Und während Präsident Selenskyj unter enormem Druck steht, genügend Soldaten für die Front zu mobilisieren, wächst der Widerstand in der Bevölkerung. Erst im Februar gingen ukrainische Frauen auf die Straße, um gegen die Zwangsmobilisierung ihrer Männer, Söhne und Brüder zu protestieren. Es sind Bilder, die man in den deutschen Hauptnachrichtensendungen vergeblich sucht.

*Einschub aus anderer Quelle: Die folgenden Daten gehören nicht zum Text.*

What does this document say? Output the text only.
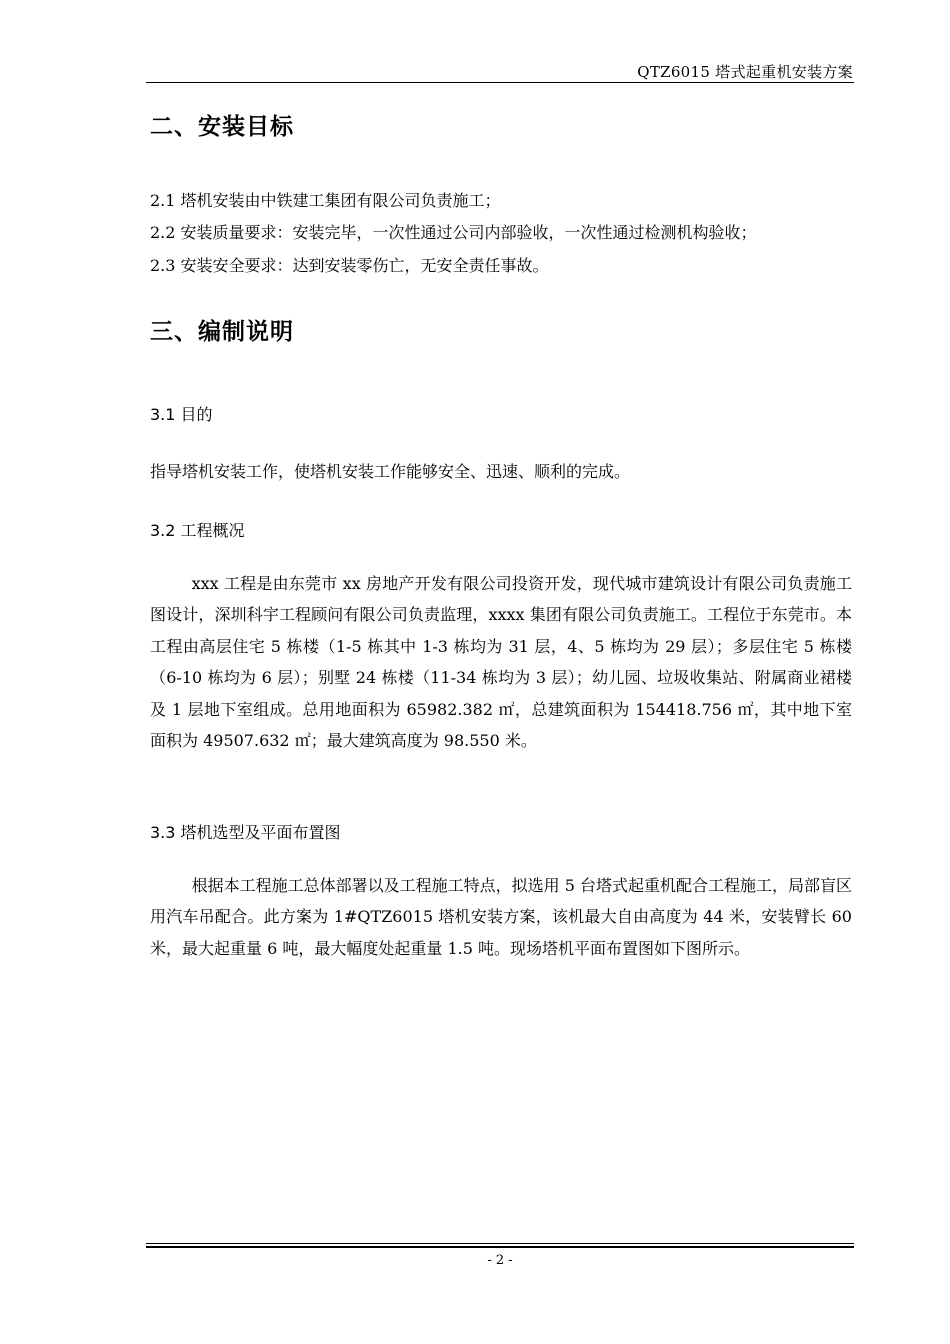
QTZ6015 塔式起重机安装方案
二、安装目标

2.1 塔机安装由中铁建工集团有限公司负责施工；

2.2 安装质量要求：安装完毕，一次性通过公司内部验收，一次性通过检测机构验收；

2.3 安装安全要求：达到安装零伤亡，无安全责任事故。

三、编制说明

3.1 目的

指导塔机安装工作，使塔机安装工作能够安全、迅速、顺利的完成。

3.2 工程概况

xxx 工程是由东莞市 xx 房地产开发有限公司投资开发，现代城市建筑设计有限公司负责施工图设计，深圳科宇工程顾问有限公司负责监理，xxxx 集团有限公司负责施工。工程位于东莞市。本工程由高层住宅 5 栋楼（1-5 栋其中 1-3 栋均为 31 层，4、5 栋均为 29 层）；多层住宅 5 栋楼（6-10 栋均为 6 层）；别墅 24 栋楼（11-34 栋均为 3 层）；幼儿园、垃圾收集站、附属商业裙楼及 1 层地下室组成。总用地面积为 65982.382 ㎡，总建筑面积为 154418.756 ㎡，其中地下室面积为 49507.632 ㎡；最大建筑高度为 98.550 米。

3.3 塔机选型及平面布置图

根据本工程施工总体部署以及工程施工特点，拟选用 5 台塔式起重机配合工程施工，局部盲区用汽车吊配合。此方案为 1#QTZ6015 塔机安装方案，该机最大自由高度为 44 米，安装臂长 60 米，最大起重量 6 吨，最大幅度处起重量 1.5 吨。现场塔机平面布置图如下图所示。

- 2 -
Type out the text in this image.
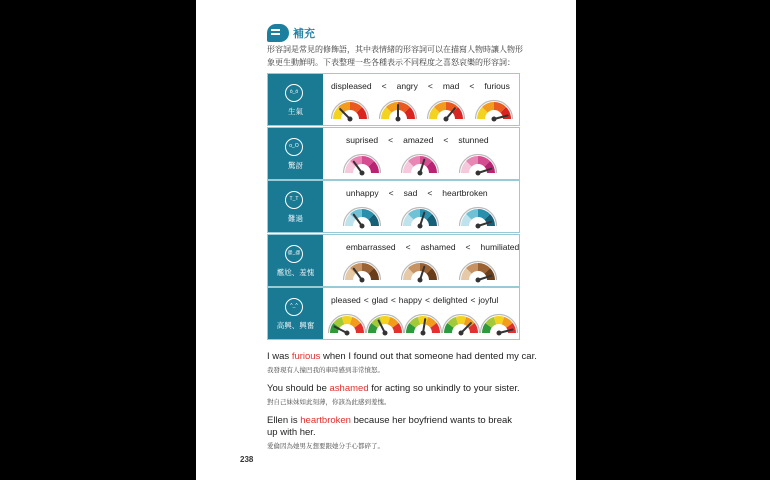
補充
形容詞是常見的修飾語，其中表情緒的形容詞可以在描寫人物時讓人物形象更生動鮮明。下表整理一些各種表示不同程度之喜怒哀樂的形容詞：
ò_ó
生氣
displeased < angry < mad < furious
o_O
驚訝
suprised < amazed < stunned
T_T
難過
unhappy < sad < heartbroken
@_@
尷尬、羞愧
embarrassed < ashamed < humiliated
^_^
高興、興奮
pleased < glad < happy < delighted < joyful
I was furious when I found out that someone had dented my car.
我發現有人撞凹我的車時感到非常憤怒。
You should be ashamed for acting so unkindly to your sister.
對自己妹妹如此刻薄，你該為此感到羞愧。
Ellen is heartbroken because her boyfriend wants to break up with her.
愛倫因為她男友想要跟她分手心都碎了。
238
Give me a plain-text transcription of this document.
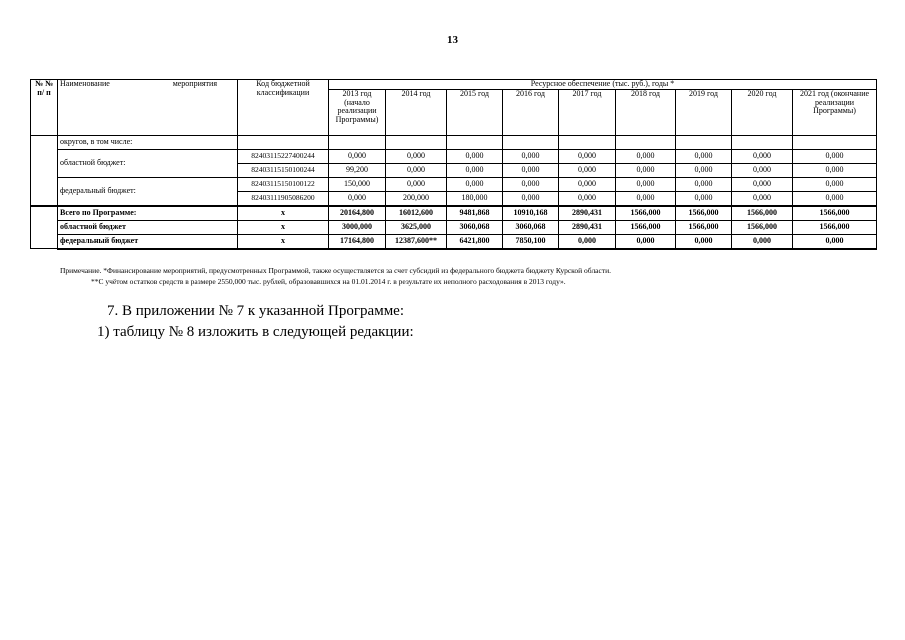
13
№ № п/ п	Наименование мероприятия	Код бюджетной классификации	Ресурсное обеспечение (тыс. руб.), годы *								
			2013 год (начало реализации Программы)	2014 год	2015 год	2016 год	2017 год	2018 год	2019 год	2020 год	2021 год (окончание реализации Программы)
	округов, в том числе:										
	областной бюджет:	82403115227400244	0,000	0,000	0,000	0,000	0,000	0,000	0,000	0,000	0,000
		82403115150100244	99,200	0,000	0,000	0,000	0,000	0,000	0,000	0,000	0,000
	федеральный бюджет:	82403115150100122	150,000	0,000	0,000	0,000	0,000	0,000	0,000	0,000	0,000
		82403111905086200	0,000	200,000	180,000	0,000	0,000	0,000	0,000	0,000	0,000
	Всего по Программе:	х	20164,800	16012,600	9481,868	10910,168	2890,431	1566,000	1566,000	1566,000	1566,000
	областной бюджет	х	3000,000	3625,000	3060,068	3060,068	2890,431	1566,000	1566,000	1566,000	1566,000
	федеральный бюджет	х	17164,800	12387,600**	6421,800	7850,100	0,000	0,000	0,000	0,000	0,000
Примечание. *Финансирование мероприятий, предусмотренных Программой, также осуществляется за счет субсидий из федерального бюджета бюджету Курской области.
**С учётом остатков средств в размере 2550,000 тыс. рублей, образовавшихся на 01.01.2014 г. в результате их неполного расходования в 2013 году».
7. В приложении № 7 к указанной Программе:
1) таблицу № 8 изложить в следующей редакции:
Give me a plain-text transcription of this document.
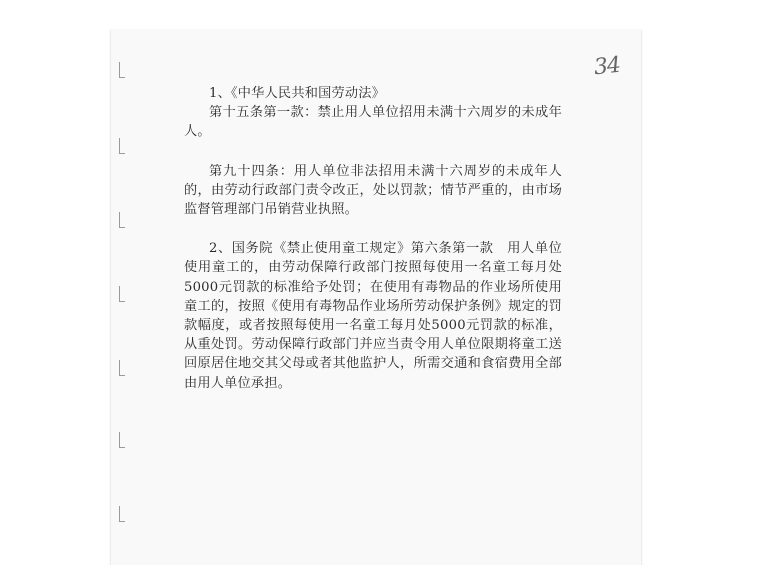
34

1、《中华人民共和国劳动法》

第十五条第一款：禁止用人单位招用未满十六周岁的未成年人。

第九十四条：用人单位非法招用未满十六周岁的未成年人的，由劳动行政部门责令改正，处以罚款；情节严重的，由市场监督管理部门吊销营业执照。

2、国务院《禁止使用童工规定》第六条第一款　用人单位使用童工的，由劳动保障行政部门按照每使用一名童工每月处5000元罚款的标准给予处罚；在使用有毒物品的作业场所使用童工的，按照《使用有毒物品作业场所劳动保护条例》规定的罚款幅度，或者按照每使用一名童工每月处5000元罚款的标准，从重处罚。劳动保障行政部门并应当责令用人单位限期将童工送回原居住地交其父母或者其他监护人，所需交通和食宿费用全部由用人单位承担。
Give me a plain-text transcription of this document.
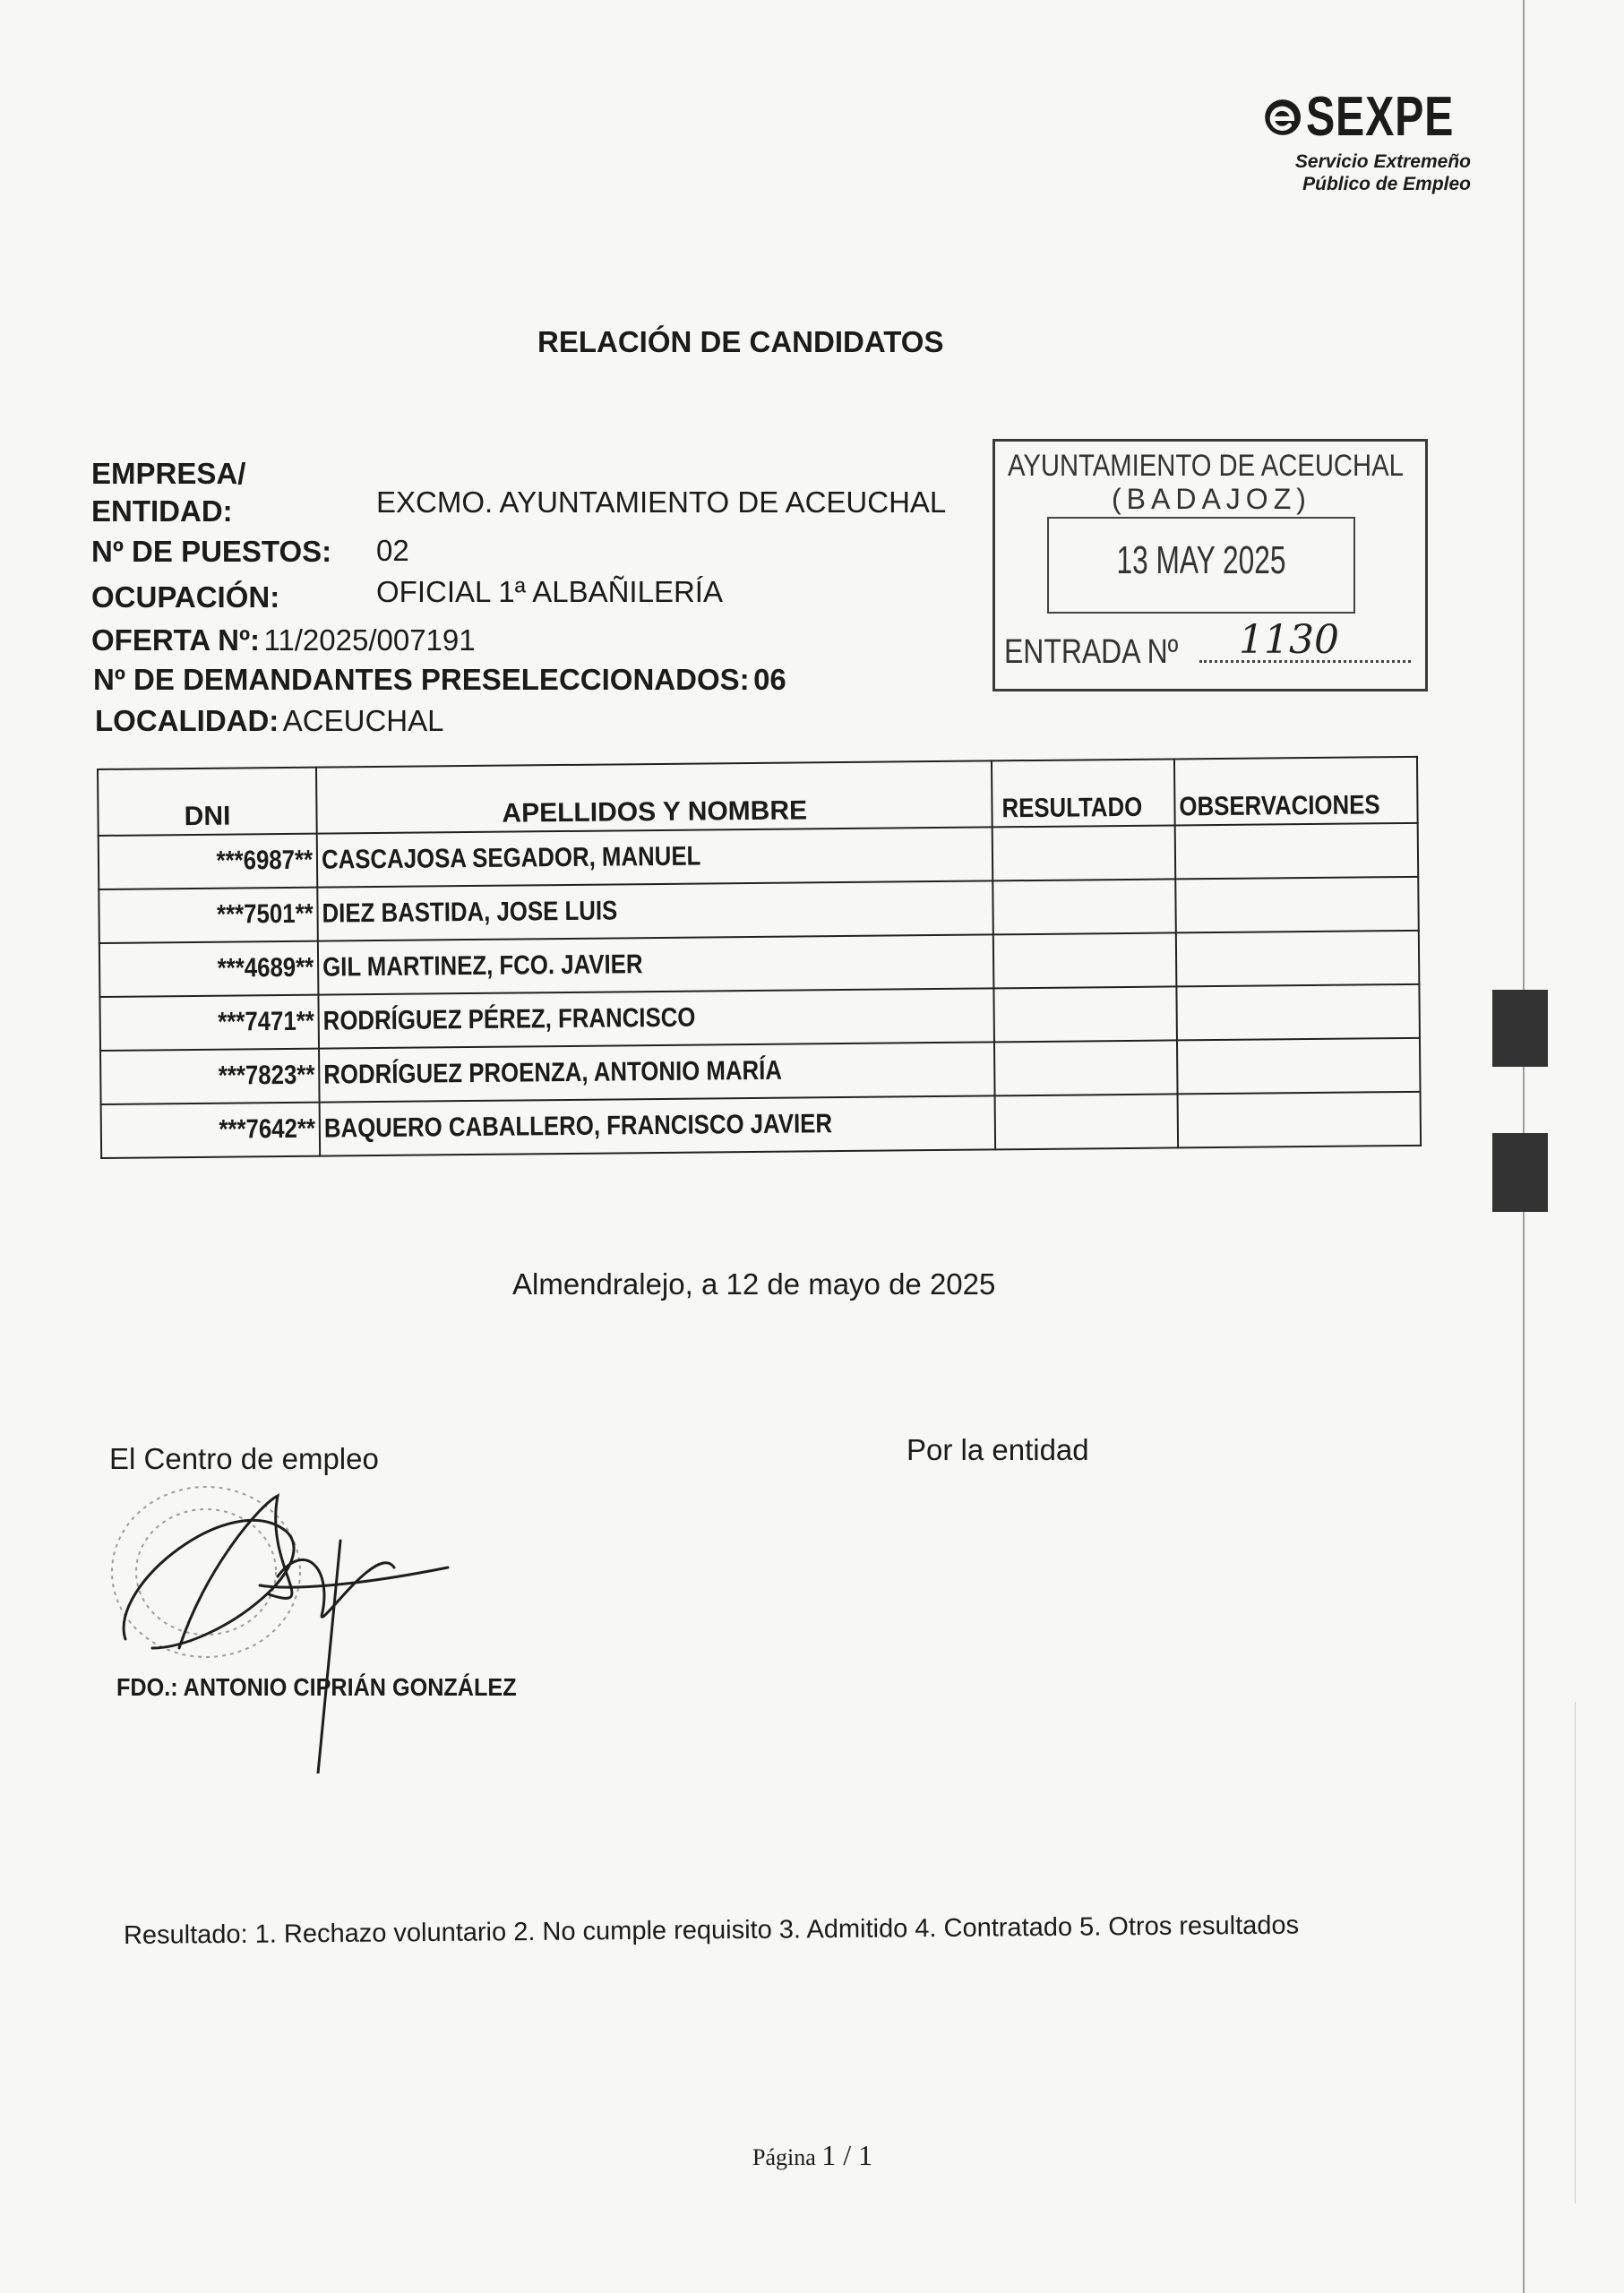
SEXPE
Servicio Extremeño
Público de Empleo
RELACIÓN DE CANDIDATOS
EMPRESA/
ENTIDAD:	EXCMO. AYUNTAMIENTO DE ACEUCHAL
Nº DE PUESTOS: 02
OCUPACIÓN:	OFICIAL 1ª ALBAÑILERÍA
OFERTA Nº: 11/2025/007191
Nº DE DEMANDANTES PRESELECCIONADOS: 06
LOCALIDAD: ACEUCHAL
AYUNTAMIENTO DE ACEUCHAL
(BADAJOZ)
13 MAY 2025
ENTRADA Nº 1130
DNI	APELLIDOS Y NOMBRE	RESULTADO	OBSERVACIONES
***6987**	CASCAJOSA SEGADOR, MANUEL		
***7501**	DIEZ BASTIDA, JOSE LUIS		
***4689**	GIL MARTINEZ, FCO. JAVIER		
***7471**	RODRÍGUEZ PÉREZ, FRANCISCO		
***7823**	RODRÍGUEZ PROENZA, ANTONIO MARÍA		
***7642**	BAQUERO CABALLERO, FRANCISCO JAVIER		
Almendralejo, a 12 de mayo de 2025
El Centro de empleo	Por la entidad
FDO.: ANTONIO CIPRIÁN GONZÁLEZ
Resultado: 1. Rechazo voluntario 2. No cumple requisito 3. Admitido 4. Contratado 5. Otros resultados
Página 1 / 1
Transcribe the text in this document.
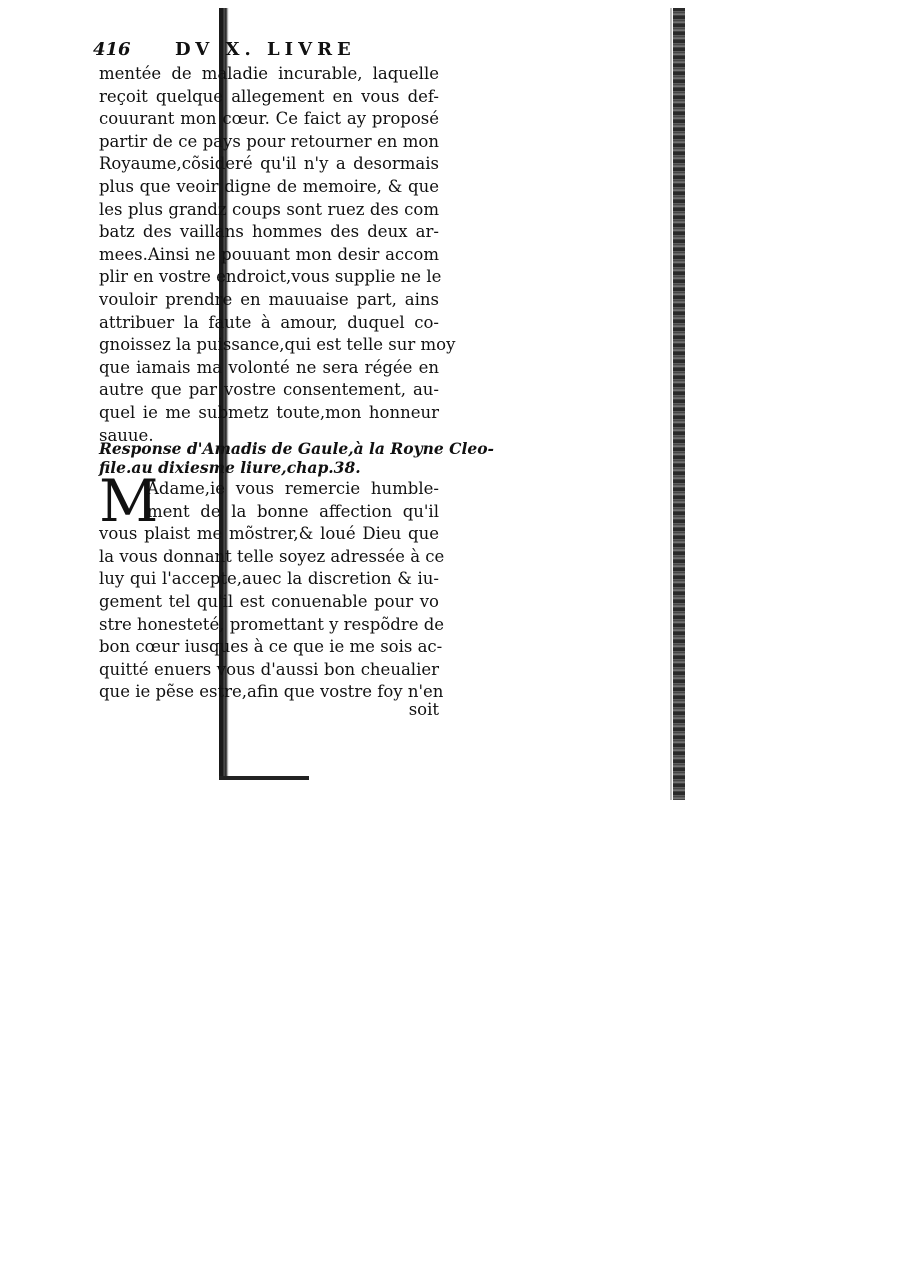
416 DV X. LIVRE
mentée de maladie incurable, laquelle
reçoit quelque allegement en vous def-
couurant mon cœur. Ce faict ay proposé
partir de ce pays pour retourner en mon
Royaume,cõsideré qu'il n'y a desormais
plus que veoir digne de memoire, & que
les plus grandz coups sont ruez des com
batz des vaillans hommes des deux ar-
mees.Ainsi ne pouuant mon desir accom
plir en vostre endroict,vous supplie ne le
vouloir prendre en mauuaise part, ains
attribuer la faute à amour, duquel co-
gnoissez la puissance,qui est telle sur moy
que iamais ma volonté ne sera régée en
autre que par vostre consentement, au-
quel ie me submetz toute,mon honneur
sauue.
Response d'Amadis de Gaule,à la Royne Cleo-
file.au dixiesme liure,chap.38.
M
Adame,ie vous remercie humble-
ment de la bonne affection qu'il
vous plaist me mõstrer,& loué Dieu que
la vous donnant telle soyez adressée à ce
luy qui l'accepte,auec la discretion & iu-
gement tel qu'il est conuenable pour vo
stre honesteté, promettant y respõdre de
bon cœur iusques à ce que ie me sois ac-
quitté enuers vous d'aussi bon cheualier
que ie pẽse estre,afin que vostre foy n'en
soit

Ein unbequemer Spiegel für den Westen
Dieser Fall sollte auch in Deutschland zu denken geben. Während die politische Klasse hierzulande nicht müde wird, weitere Milliarden an Unterstützung für die Ukraine zu fordern, fliehen dort junge Männer buchstäblich um ihr Leben – nicht vor dem russischen Feind, sondern vor dem eigenen Staat. Die Frage, die sich stellt, ist so simpel wie unbequem: Wie lange kann ein Land einen Krieg führen, wenn seine eigenen Bürger lieber in ein Kleinflugzeug steigen und auf einem rumänischen Acker landen, als für diesen Krieg zu kämpfen?
Die neue Bundesregierung unter Friedrich Merz täte gut daran, diese Realitäten nicht länger zu ignorieren und endlich eine ehrliche Debatte über die Zukunft des Ukraine-Konflikts zu führen – statt reflexhaft immer neue Waffenlieferungen und Finanzhilfen zu bewilligen, während die ukrainische Gesellschaft von innen heraus zu zerbrechen droht. Diplomatie statt Eskalation wäre das Gebot der Stunde. Doch dafür bräuchte es Politiker mit Rückgrat – und davon gibt es in Berlin bekanntlich chronischen Mangel.